Jamie Moralee

Personal information
- Date of birth: 2 December 1971 (age 54)
- Place of birth: London, England
- Height: 5 ft 10 in (1.78 m)
- Positions: Midfielder; forward;

Youth career
- Crystal Palace

Senior career*
- Years: Team / Apps / (Gls)
- 1989–1992: Crystal Palace / 6 / (0)
- 1992–1994: Millwall / 76 / (20)
- 1994–1996: Watford / 69 / (7)
- 1996–1998: Crewe Alexandra / 20 / (0)
- 1998: Royal Antwerp / 5 / (2)
- 1998–1999: Brighton & Hove Albion / 35 / (4)
- 1999–2000: Colchester United / 29 / (2)
- 2000–2003: Barry Town / 96 / (59)
- 2003–2004: Forest Green Rovers / 12 / (2)
- 2004–2005: Newport County / 44 / (12)
- 2005–2006: Chelmsford City

= Jamie Moralee =

English footballer

Jamie Moralee (born 2 December 1971) is an English former footballer who played as a midfielder or forward.

==Playing career==
Moralee started his career at Crystal Palace but found his opportunities limited. He made only six appearances for the club, without scoring. He joined Millwall on a free transfer in September 1992. Moralee scored 20 goals in 76 appearances for Millwall in two seasons as they nearly gained promotion from Division One to the Premier League under Mick McCarthy.
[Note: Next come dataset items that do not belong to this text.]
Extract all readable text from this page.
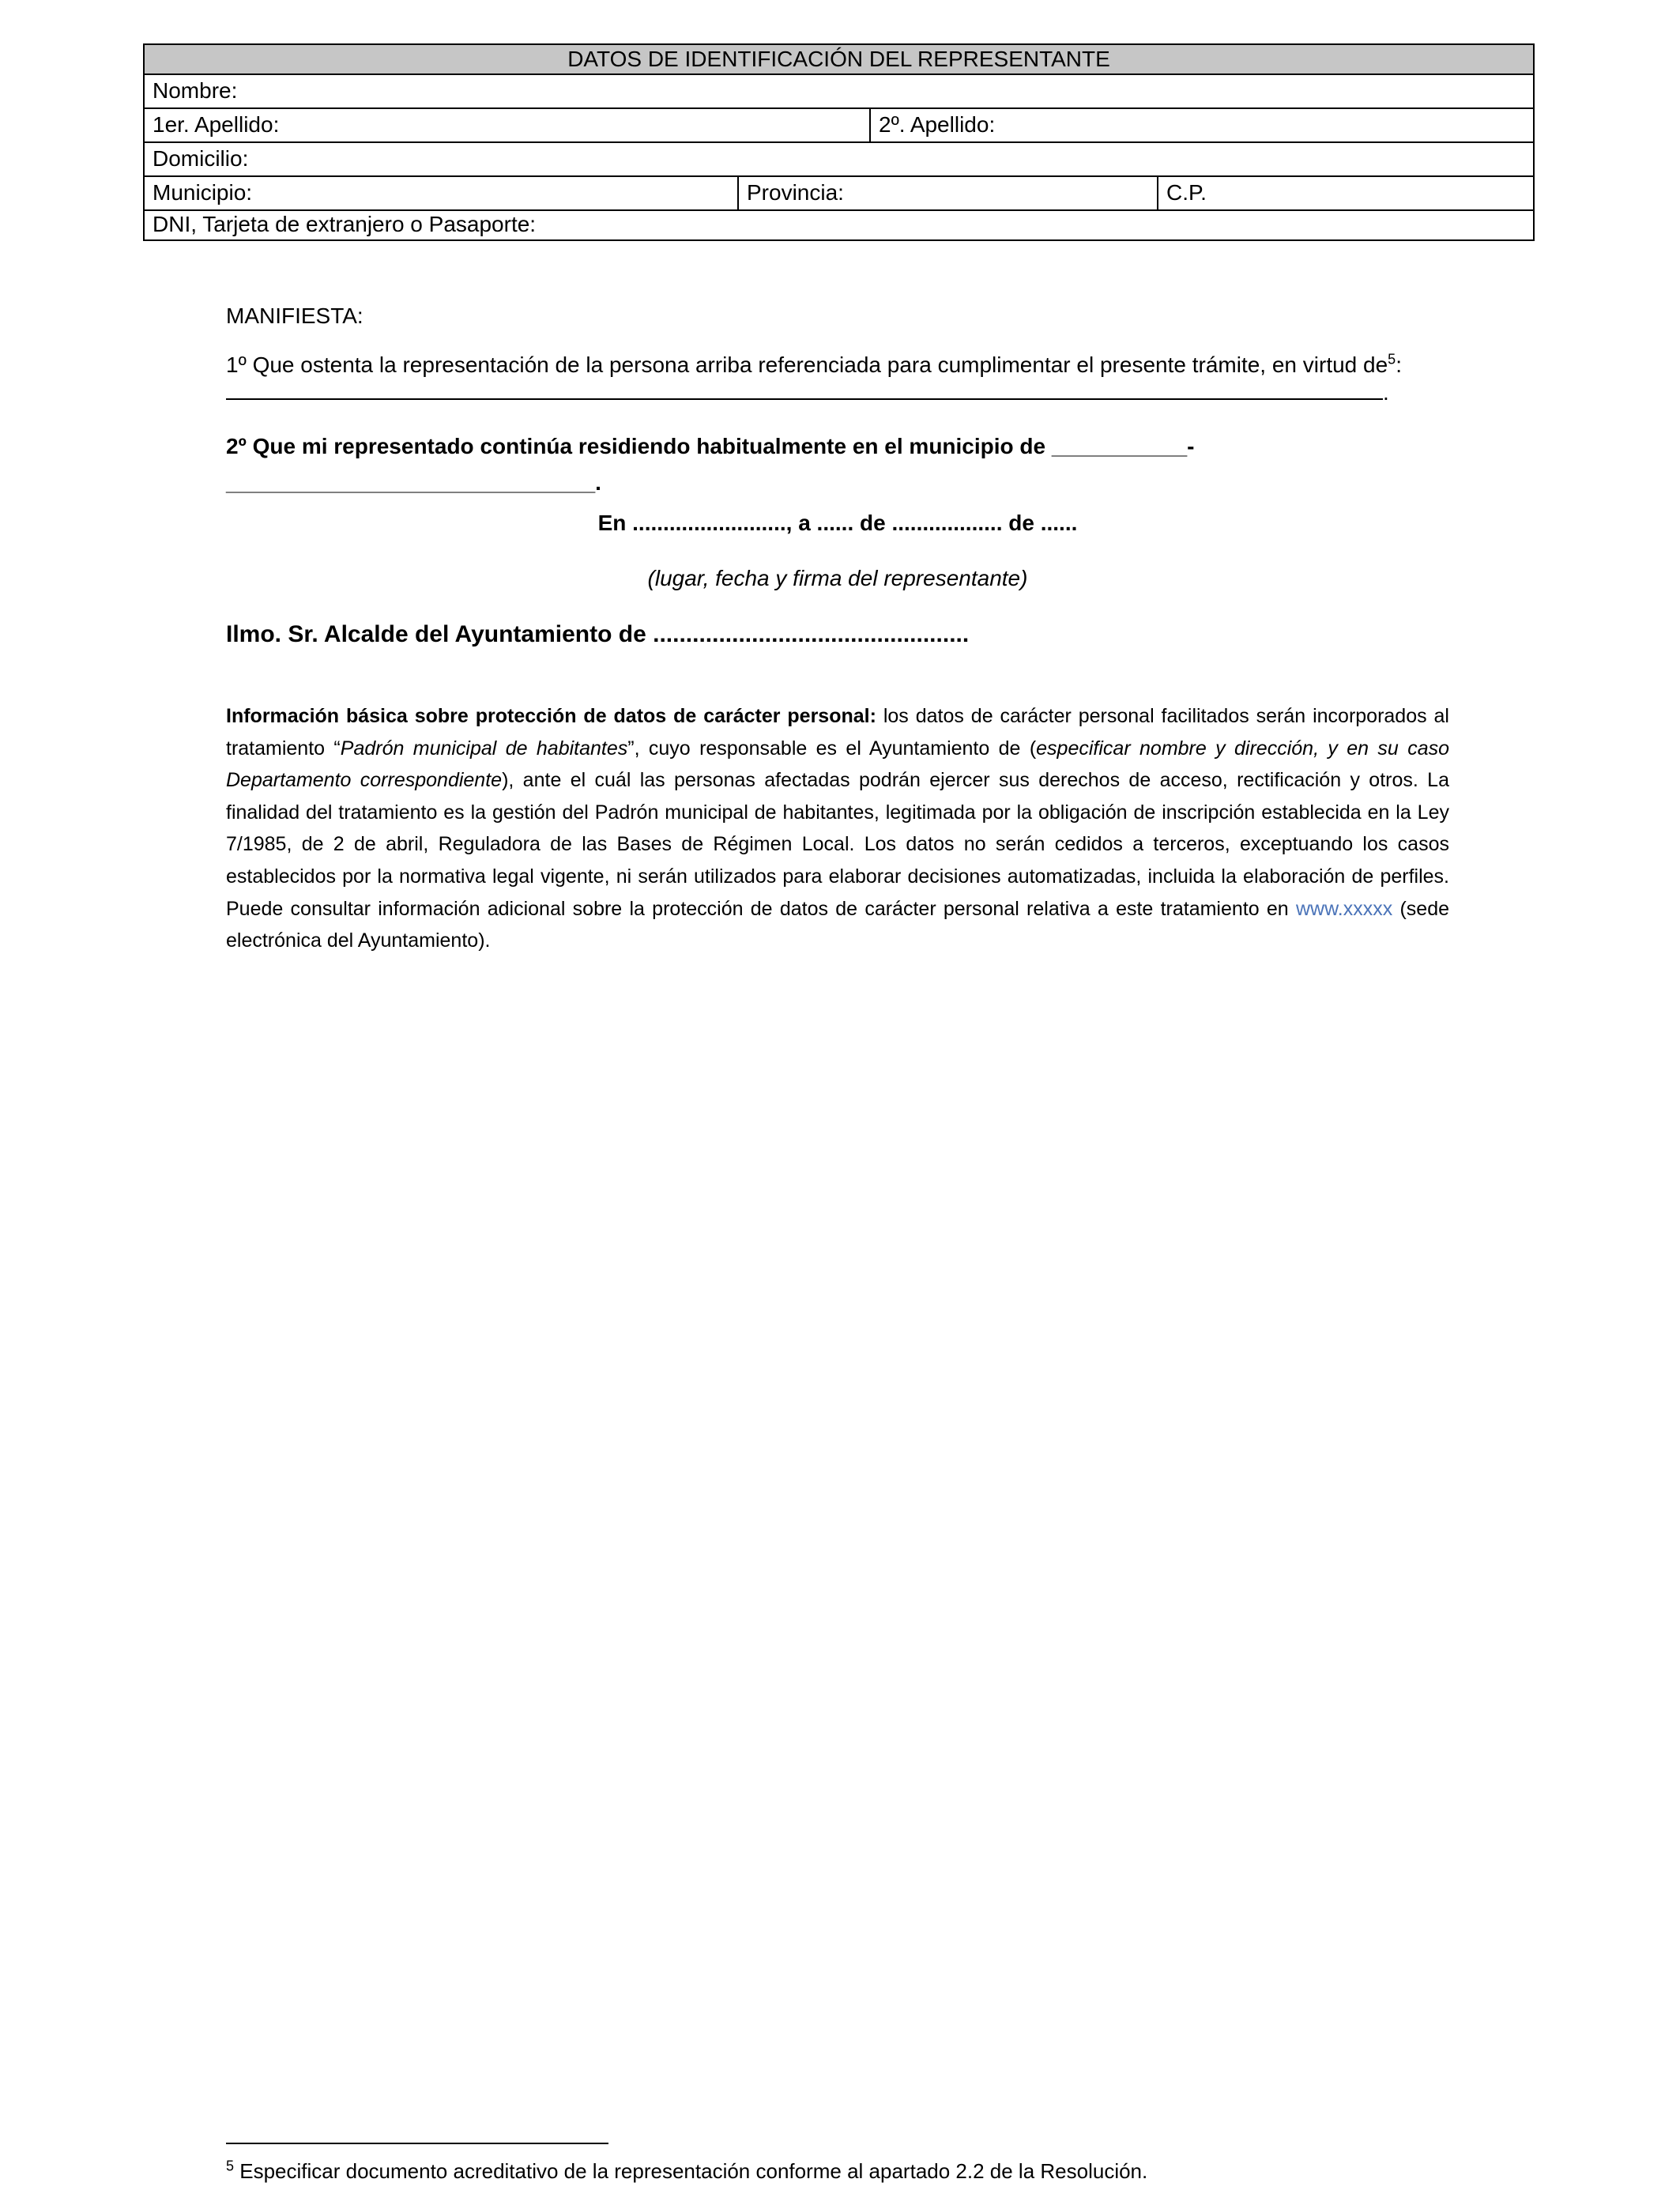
DATOS DE IDENTIFICACIÓN DEL REPRESENTANTE
Nombre:
1er. Apellido:	2º. Apellido:
Domicilio:
Municipio:	Provincia:	C.P.
DNI, Tarjeta de extranjero o Pasaporte:
MANIFIESTA:
1º Que ostenta la representación de la persona arriba referenciada para cumplimentar el presente trámite, en virtud $de^5$: .
2º Que mi representado continúa residiendo habitualmente en el municipio de ___________-
______________________________.
En ........................., a ...... de .................. de ......
(lugar, fecha y firma del representante)
Ilmo. Sr. Alcalde del Ayuntamiento de ................................................
Información básica sobre protección de datos de carácter personal: los datos de carácter personal facilitados serán incorporados al tratamiento “Padrón municipal de habitantes”, cuyo responsable es el Ayuntamiento de (especificar nombre y dirección, y en su caso Departamento correspondiente), ante el cuál las personas afectadas podrán ejercer sus derechos de acceso, rectificación y otros. La finalidad del tratamiento es la gestión del Padrón municipal de habitantes, legitimada por la obligación de inscripción establecida en la Ley 7/1985, de 2 de abril, Reguladora de las Bases de Régimen Local. Los datos no serán cedidos a terceros, exceptuando los casos establecidos por la normativa legal vigente, ni serán utilizados para elaborar decisiones automatizadas, incluida la elaboración de perfiles. Puede consultar información adicional sobre la protección de datos de carácter personal relativa a este tratamiento en www.xxxxx (sede electrónica del Ayuntamiento).
$^5$ Especificar documento acreditativo de la representación conforme al apartado 2.2 de la Resolución.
Moralee joined Watford for £450,000 in the summer of 1994. Signed as a replacement for 1993–94 player of the season Paul Furlong, who had left for Chelsea, Moralee proved to be a disappointment, scoring seven times in 69 appearances over two seasons. Watford were relegated to Division Two at the end of the 1995–96 season and Moralee was given a free transfer.

Moralee joined Crewe Alexandra in August 1996, making his debut at Gresty Road in a 1–0 win over Stockport County, but played only 20 times in two seasons without scoring. He spent the 1998–99 season with Brighton & Hove Albion, whom he joined on a free transfer, scoring four times in 35 appearances. After being released once more, he played his final Football League season with Colchester United, for whom he scored twice in 29 appearances.

After leaving Colchester, Moralee signed for full-time League of Wales side Barry Town, managed by former Crystal Palace colleague Peter Nicholas. He played for the side for three years, each time winning the title. His goal in a 2–0 win over T.N.S. secured the title in 2001. As a consequence, Moralee also played in Champions League qualifiers. He left the club in 2003 when they suffered financial breakdown and a player exodus.

Moralee had an unhappy 2003–04 season with Conference side Forest Green Rovers, scoring twice in 12 appearances, before rejoining Nicholas at Newport County in 2004, initially on loan. He had a difficult relationship with the fans of the club, but did score the winning goal in a 2–1 victory against Maidenhead that was vital to the club's Conference South survival After leaving the Welsh club to live closer to his London home, he played the 2005–06 season for Chelmsford City. He also represented a Watford side in Sky's Masters Football.

==Post-playing career==
Moralee is listed on the website of New Era Global Sports Management as the company's managing director. Moralee is also the agent of ex-Manchester United defender Rio Ferdinand and was widely quoted in the press expressing dismay at Roy Hodgson's decision to omit his client from the UEFA Euro 2012 England squad.

His business interests include co-ownership of the company New Era Overseas, which looks to help footballers with financial investment.

==Personal life==
He is married to Lisa, with a son, Frankie, born in 2005. He attended Ingram High School close to Selhurst Park, the home of Crystal Palace F.C.